En la dieta texturizada que preparamos para algunos ancianos en nuestra residencia, usamos diferentes técnicas para, por ejemplo:

  • Triturar sólidos
  • Espesar alimentos líquidos
  • Preparar alimentos homogéneos y fáciles de masticar y tragar

En este tipo de alimentación también es muy habitual preparar los líquidos con una consistencia algo más sólida, similar a los purés, yogures, cremas o natillas. Además, se trata de alimentos que también se pueden chafar de forma fácil y sencilla con un tenedor o que se pueden cortar a trozos sin necesidad de utilizar un cuchillo, facilitando así el uso de los cubiertos. 
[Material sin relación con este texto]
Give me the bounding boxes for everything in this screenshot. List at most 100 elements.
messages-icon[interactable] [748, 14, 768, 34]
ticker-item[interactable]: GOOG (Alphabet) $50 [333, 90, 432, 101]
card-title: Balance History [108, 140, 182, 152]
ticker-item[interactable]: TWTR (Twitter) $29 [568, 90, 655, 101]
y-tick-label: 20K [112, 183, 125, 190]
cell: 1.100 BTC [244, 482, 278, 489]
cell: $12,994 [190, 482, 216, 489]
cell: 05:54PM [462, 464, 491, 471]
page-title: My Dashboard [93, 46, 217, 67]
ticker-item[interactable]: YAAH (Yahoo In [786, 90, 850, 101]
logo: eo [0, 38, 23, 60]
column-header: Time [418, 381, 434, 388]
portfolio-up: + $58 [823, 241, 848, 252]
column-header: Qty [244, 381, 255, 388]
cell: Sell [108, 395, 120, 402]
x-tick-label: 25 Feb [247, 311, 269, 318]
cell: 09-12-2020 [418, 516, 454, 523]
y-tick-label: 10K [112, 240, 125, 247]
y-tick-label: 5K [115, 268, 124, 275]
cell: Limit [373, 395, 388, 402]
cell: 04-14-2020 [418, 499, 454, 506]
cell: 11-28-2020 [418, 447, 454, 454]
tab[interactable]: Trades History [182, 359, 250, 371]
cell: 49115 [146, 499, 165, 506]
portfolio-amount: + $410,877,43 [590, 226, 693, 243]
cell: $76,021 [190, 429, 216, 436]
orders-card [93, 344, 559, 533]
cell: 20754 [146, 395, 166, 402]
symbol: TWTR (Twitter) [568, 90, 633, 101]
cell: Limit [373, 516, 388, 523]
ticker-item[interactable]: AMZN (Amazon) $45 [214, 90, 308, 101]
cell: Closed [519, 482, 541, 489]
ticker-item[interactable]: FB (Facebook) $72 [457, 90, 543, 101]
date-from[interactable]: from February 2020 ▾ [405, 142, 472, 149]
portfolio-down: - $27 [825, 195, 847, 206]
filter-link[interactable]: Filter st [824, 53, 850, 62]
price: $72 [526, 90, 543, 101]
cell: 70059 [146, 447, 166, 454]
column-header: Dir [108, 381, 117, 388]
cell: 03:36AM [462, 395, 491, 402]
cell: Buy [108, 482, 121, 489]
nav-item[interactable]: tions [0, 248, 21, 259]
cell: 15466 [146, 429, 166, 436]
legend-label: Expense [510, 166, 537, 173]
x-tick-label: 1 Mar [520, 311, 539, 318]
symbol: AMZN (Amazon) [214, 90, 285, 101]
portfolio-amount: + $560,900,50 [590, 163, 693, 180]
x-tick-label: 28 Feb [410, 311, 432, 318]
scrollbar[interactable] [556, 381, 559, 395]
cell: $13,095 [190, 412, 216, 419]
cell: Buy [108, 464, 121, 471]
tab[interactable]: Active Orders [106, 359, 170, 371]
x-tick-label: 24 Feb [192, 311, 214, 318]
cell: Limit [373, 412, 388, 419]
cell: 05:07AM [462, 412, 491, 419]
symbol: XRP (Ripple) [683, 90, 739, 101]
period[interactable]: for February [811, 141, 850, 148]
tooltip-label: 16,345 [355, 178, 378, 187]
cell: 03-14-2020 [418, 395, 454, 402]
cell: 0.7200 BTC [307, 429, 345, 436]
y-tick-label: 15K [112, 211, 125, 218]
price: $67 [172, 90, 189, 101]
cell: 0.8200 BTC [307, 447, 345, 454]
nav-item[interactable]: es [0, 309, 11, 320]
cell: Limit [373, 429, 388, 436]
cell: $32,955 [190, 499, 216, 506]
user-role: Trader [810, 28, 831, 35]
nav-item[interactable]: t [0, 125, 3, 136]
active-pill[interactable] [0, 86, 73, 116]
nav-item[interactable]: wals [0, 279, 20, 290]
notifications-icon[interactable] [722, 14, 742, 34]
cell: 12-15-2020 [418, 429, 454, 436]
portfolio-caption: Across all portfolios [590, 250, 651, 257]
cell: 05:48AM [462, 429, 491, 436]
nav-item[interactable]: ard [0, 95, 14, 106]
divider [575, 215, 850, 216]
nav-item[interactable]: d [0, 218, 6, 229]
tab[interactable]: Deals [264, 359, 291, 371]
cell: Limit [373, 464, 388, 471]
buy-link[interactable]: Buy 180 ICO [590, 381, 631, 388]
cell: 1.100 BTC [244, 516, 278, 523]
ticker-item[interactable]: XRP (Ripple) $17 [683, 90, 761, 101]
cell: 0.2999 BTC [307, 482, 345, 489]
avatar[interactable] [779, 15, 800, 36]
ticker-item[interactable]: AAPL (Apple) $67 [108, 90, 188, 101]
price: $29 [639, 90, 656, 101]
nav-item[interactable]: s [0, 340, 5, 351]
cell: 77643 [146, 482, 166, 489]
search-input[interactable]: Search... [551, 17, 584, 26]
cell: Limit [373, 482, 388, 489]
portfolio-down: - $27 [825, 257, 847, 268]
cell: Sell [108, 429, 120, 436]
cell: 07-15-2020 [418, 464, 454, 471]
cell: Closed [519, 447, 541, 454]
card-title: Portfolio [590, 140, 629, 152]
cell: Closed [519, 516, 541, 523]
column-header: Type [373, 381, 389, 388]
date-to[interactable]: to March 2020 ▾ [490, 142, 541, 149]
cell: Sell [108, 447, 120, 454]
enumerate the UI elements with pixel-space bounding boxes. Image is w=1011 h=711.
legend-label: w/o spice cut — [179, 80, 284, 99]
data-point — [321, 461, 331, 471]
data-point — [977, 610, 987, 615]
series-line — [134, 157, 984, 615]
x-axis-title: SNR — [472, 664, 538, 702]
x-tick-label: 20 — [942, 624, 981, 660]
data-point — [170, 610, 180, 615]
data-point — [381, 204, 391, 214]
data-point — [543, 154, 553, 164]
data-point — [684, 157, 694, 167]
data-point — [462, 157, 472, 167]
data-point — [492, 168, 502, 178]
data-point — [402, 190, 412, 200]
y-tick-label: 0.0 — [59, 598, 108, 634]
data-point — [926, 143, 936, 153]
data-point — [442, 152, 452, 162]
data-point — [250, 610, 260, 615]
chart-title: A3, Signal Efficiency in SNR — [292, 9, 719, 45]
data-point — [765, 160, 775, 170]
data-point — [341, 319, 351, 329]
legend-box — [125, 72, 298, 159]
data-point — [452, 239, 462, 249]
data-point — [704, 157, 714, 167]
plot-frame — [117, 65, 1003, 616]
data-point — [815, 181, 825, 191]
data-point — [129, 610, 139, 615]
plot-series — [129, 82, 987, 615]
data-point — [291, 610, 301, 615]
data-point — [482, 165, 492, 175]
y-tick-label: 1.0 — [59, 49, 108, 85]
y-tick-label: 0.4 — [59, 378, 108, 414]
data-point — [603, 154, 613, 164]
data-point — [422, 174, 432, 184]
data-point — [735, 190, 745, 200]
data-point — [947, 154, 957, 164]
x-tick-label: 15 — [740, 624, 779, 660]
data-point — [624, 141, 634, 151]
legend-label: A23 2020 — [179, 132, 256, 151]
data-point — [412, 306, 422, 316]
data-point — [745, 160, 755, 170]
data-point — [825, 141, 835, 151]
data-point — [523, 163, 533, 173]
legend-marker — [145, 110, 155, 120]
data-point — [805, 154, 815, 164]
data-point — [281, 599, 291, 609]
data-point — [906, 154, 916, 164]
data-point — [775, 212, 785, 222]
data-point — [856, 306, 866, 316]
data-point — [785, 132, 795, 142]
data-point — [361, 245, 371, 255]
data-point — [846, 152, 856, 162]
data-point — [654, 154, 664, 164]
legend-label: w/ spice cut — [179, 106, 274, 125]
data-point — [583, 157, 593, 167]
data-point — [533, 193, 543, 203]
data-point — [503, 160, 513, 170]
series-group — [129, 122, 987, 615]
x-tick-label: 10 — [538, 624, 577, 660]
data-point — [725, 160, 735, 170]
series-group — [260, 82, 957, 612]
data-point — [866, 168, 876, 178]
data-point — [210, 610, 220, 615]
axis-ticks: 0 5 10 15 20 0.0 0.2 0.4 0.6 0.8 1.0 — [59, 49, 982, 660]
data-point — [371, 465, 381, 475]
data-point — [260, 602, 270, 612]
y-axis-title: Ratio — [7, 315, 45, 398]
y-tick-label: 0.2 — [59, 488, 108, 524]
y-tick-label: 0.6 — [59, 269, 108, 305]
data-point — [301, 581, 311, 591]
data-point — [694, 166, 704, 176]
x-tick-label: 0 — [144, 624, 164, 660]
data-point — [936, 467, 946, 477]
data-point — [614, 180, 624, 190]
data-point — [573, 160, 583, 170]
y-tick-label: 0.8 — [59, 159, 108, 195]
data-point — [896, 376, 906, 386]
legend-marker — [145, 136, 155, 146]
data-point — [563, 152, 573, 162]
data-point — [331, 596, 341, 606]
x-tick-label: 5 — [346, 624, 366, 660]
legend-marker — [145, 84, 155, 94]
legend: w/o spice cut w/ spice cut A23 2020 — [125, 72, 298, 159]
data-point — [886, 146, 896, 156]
Ejemplos de platos de fácil masticación

Existen diferentes alimentos y platos muy habituales en el día a día de las personas que también son aptos para personas mayores con problemas para masticar o tragar. Se trata de platos cuya adaptación será muy fácil o mínima. Os mostramos algunos ejemplos muy prácticos si cuidáis o tenéis en casa a personas mayores.

Entrantes y primeros platos: gazpacho, hummus, salmorejo, patés, huevos rellenos, cremas de verduras, setas, puré, caldos y sopas, canelones, arroz hervido o a la cubana, etc. 

Segundos platos: huevos pasados por agua o poché, huevo en tortilla, revuelto de huevo, pescado en salsa, pastel de carne o pescado, croquetas, etc. 

Postres: manzana al horno (sin piel), la fruta muy madura, compotas, natillas, yogures, pastel de queso, gelatinas, arroz con leche, helados, etc. 

Llevar una dieta saludable es importante en cualquier etapa de nuestra vida y alimentarnos con comida rica y sabrosa… ¡También!  La alimentación es una herramienta para cuidar de nuestro bienestar, prevenir enfermedades… ¡y disfrutar! No hay que olvidar que la comida es uno de los grandes placeres de la vida.